#%% Introduction
# -*- coding: utf-8 -*-
'''
put .py file in its own folder (maybe on its separate drive, try usb drive)
'''
#%% TO-DO LIST
'''
TO DO:
13) build executable/GUI using 'gooey' library (Or using 'Python GTK', maybe also with Glade)
16) HIGHER PRIORITY: Along with a set of csv files fit for SurveyMonkey, ALSO output a companion file, using the SAME entries, but including ALL columns. This allows for a DIY rematching in an elegant way for even basic users.
16a) This will require significant changes to the donow() function, where we SAMPLE BEFORE cutting out extraneous columns.
16b) The process will go something like (after importing):
16b.01) Delete entries without emails
16b.02) Recode county codes to county names
16b.03) Recode race codes to race names
16b.04) Trim whitespace and NaNs
16b.05) Calculate age
16b.051) (Delete the line to drop Birth_Date. Should be unnecessary if we drop extraneous columns with columns_keep last.)
16b.06) Cut sample
16b.07) Output all-column version
16b.08) Cull extraneous columns
16b.09) THEN output slices using the current loop programming
16b.10) End the process
17) Low priority: Adjust the use of times in progress feedback. Maybe only use time elapsed ONCE at the end?
18) For end-product application, I want to add more lines to the settings file. Like:
18.1) The settings file should include the following categories:
18.1.1) Settings, original - the original "factory-default" settings for the application. This is so that if the settings ever become broken, this remains a failsafe.
18.1.2) Settings, user defaults - this is to allow ease-of-use on a regular day-to-day
18.1.3) Settings, for current project - this is for special cases
18.2) The settings base file should be easy for the GUI package to interpret, making it easy for a user to know what settings they are changing
18.3) The settings base file probably needs, for each 'setting':
18.3.1) The associated variable name
18.3.2) the associated variable type
18.3.3) The gui text describing the setting
18.3.4) A long descripiton (for the help file) explaining each setting and how to use it
18.3.5) The actual value, string, or list that the setting variable contains
18.4) columns_keep should be an option in the settings
18.5) counties_filter: A list of strings to allow the user to select which counties they want to have in their sample
18.6) races_filter: A list of strings to allow the user to select which races they want to have in their sample
18.7) political_party_filter: A list of strings to allow the user to select which political parties they want to have in their sample
18.8) optional_filter_1_column_name: A string to allow the user to choose a column for optional filter #1. Needs an associated list of strings
18.9) optional_filter_1_list: A list of strings to allow the user to select which values in optional filter #1 they want to have in their sample
18.10) optional_filter_2_column_name: A string to allow the user to choose a column for optional filter #1. Needs an associated list of strings
18.11) optional_filter_2_list: A list of strings to allow the user to select which values in optional filter #2 they want to have in their sample
18.12) optional_filter_3_column_name: A string to allow the user to choose a column for optional filter #1. Needs an associated list of strings
18.13) optional_filter_3_list: A list of strings to allow the user to select which values in optional filter #3 they want to have in their sample
ZZ) LOWEST PRIORITY: Is there a way to EXTREMELY reduce the memory requirements?

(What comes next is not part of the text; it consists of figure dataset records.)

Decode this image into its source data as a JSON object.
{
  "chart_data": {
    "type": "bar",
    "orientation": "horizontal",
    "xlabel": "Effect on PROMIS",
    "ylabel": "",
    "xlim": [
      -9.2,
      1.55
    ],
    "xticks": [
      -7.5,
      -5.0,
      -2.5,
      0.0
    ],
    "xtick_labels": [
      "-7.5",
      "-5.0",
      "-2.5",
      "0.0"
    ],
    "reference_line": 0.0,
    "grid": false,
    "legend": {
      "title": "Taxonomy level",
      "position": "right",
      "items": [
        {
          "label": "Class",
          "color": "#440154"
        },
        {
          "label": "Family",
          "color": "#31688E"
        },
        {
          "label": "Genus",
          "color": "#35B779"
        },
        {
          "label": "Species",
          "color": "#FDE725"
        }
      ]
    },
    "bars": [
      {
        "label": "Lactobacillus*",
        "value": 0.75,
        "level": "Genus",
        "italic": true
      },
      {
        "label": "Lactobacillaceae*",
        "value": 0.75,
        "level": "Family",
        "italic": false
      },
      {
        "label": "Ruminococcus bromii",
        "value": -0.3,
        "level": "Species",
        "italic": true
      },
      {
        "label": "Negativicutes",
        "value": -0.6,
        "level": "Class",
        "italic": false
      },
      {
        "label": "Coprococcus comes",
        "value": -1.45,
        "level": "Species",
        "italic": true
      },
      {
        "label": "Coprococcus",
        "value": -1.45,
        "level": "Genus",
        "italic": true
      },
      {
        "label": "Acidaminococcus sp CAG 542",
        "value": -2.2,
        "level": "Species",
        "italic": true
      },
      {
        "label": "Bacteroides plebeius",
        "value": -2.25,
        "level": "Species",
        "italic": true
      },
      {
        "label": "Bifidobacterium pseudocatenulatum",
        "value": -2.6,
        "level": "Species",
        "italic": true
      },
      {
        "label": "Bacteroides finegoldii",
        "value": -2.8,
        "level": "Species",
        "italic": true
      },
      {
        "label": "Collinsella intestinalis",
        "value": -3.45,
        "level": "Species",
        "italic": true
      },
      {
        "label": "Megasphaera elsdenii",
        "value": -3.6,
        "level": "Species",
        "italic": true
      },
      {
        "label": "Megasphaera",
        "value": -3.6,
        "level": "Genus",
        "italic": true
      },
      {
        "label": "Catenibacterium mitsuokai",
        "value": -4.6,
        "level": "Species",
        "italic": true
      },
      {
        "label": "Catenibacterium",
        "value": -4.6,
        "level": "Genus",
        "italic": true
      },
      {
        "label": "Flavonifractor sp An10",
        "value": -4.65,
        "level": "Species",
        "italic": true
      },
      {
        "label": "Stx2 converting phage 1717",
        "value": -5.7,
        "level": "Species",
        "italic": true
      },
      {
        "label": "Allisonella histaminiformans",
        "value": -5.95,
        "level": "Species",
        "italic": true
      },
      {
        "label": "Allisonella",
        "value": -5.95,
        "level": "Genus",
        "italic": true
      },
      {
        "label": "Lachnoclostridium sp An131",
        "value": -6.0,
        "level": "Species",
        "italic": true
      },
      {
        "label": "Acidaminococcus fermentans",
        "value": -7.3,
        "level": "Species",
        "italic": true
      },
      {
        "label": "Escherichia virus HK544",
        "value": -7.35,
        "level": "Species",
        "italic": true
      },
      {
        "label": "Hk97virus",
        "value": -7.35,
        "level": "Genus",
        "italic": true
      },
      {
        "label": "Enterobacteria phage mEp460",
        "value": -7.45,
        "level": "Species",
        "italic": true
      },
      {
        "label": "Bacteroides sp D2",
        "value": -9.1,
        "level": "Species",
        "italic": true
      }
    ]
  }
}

ZZa) Maybe count the number of lines per file,
building an index to ALL rows available in all files
(or maybe all rows with valid emails),
then drawing a sample from that index,
then drawing / cleaning / appending line by line to new files.
# in the final product, it would be cool to auto-detect counties, races, ages, zip codes, and maybe some other things
4) Find a way to turn the code into a standalone program, that works in a VERY user friendly way, such that even an intern can extract a voter file sample.
4-) SEE THIS: https://docs.python-guide.org/shipping/freezing/
4a) http://www.py2exe.org/index.cgi/Tutorial
4b) Detecting the presence of the voter files, and building a path to them?
4c) Customized sample/slice sizing?
4d) GUI? https://www.tutorialspoint.com/python/python_gui_programming.htm
4e) Folder selection dialog: https://stackoverflow.com/questions/11295917/how-to-select-a-directory-and-store-the-location-using-tkinter-in-python
4f) Help file: using the app, troubleshooting, using the voter file
4g) os.startfile(os.path.join('data', 'voter_file_extract_layout.txt')) opens up a text file copy of the voter file extract layout document
4h) OTHER GUI OPTION: 'Python GTK': https://python-gtk-3-tutorial.readthedocs.io/en/latest/introduction.html
4h.1) https://stackoverflow.com/questions/17698138/python-gui-programming-using-drag-and-drop-also-incorporating-stdout-redirect
4h.2) https://zetcode.com/python/gtk/
4i) Glade: https://glade.gnome.org/
12) an option to save settings. For example, the default 'settings' should be the user-defined source and output directory, as well as the standard set of columns and sample/slice sizes. But it would be nice to load other settings.
DONE (success) ----- ----- ----- ----- ----- ----- ----- ----- ----- -----
1) Try bulk importing without regard to memory usage. Try to overload the computer.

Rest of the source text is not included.